There’s a great body of evidence to show that being around nature is good for us. One study from 2019 shows that two hours of being in green spaces per week means that you’re more likely to “report good health or high well-being.” Another study showed how gardening reduced feelings of isolation and lifted mood (among psychiatric patients). In the UK, when thousands of people were given more time out in nature, there was an increase in community cohesion and reduction in crime rates. Even Florence Nightingale, in 1859, noticed the therapeutic powers of nature. Patients healed faster when given flowers to enjoy and there was “the most acute suffering when [a] patient can’t see out of the window.”

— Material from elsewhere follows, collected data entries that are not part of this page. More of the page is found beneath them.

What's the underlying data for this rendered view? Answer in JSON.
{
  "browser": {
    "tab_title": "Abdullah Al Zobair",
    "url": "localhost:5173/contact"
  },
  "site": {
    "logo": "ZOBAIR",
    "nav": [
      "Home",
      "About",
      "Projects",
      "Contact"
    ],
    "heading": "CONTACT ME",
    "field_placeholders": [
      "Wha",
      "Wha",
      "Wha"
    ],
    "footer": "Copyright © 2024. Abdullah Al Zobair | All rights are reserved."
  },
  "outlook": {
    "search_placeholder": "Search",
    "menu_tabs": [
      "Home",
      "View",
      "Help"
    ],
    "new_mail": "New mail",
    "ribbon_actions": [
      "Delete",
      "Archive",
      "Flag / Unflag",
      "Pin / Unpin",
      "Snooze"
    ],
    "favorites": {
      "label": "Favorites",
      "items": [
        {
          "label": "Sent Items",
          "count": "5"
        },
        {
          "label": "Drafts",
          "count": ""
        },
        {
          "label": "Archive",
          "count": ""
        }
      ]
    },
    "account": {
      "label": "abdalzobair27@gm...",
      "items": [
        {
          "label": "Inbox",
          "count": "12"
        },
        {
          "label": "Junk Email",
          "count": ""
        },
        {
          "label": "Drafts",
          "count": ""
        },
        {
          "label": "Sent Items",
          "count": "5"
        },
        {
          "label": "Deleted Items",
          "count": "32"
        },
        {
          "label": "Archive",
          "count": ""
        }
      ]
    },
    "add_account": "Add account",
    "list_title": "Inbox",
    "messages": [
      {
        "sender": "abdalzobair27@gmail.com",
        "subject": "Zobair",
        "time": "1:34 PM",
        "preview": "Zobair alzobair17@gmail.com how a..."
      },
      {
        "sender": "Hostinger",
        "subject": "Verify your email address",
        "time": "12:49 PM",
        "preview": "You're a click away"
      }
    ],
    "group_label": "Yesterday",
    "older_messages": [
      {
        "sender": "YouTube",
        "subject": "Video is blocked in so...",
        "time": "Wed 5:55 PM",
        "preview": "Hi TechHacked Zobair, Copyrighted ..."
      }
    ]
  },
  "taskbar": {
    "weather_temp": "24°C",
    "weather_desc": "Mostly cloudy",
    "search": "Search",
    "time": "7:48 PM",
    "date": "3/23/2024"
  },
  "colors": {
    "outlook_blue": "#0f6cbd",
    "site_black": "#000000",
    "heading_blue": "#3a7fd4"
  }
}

Today, there’s a small library’s worth of books making plausible and persuasive cases in favor of “nature therapy.” But the best argument is made by doing. Try it yourself. Make space for a bit of gökotta in your life. Go camping. Enjoy your garden. Leave the city. And, of course, set your alarm clock.
In the bleary eyed first moments, you might be cursing yourself (and the stupid word gökotta) but give it time. As you sit listening to that dawn chorus, remember you are enjoying a moment the very first humans did as well. Let the birdsong in and let it settle your restless, febrile mind.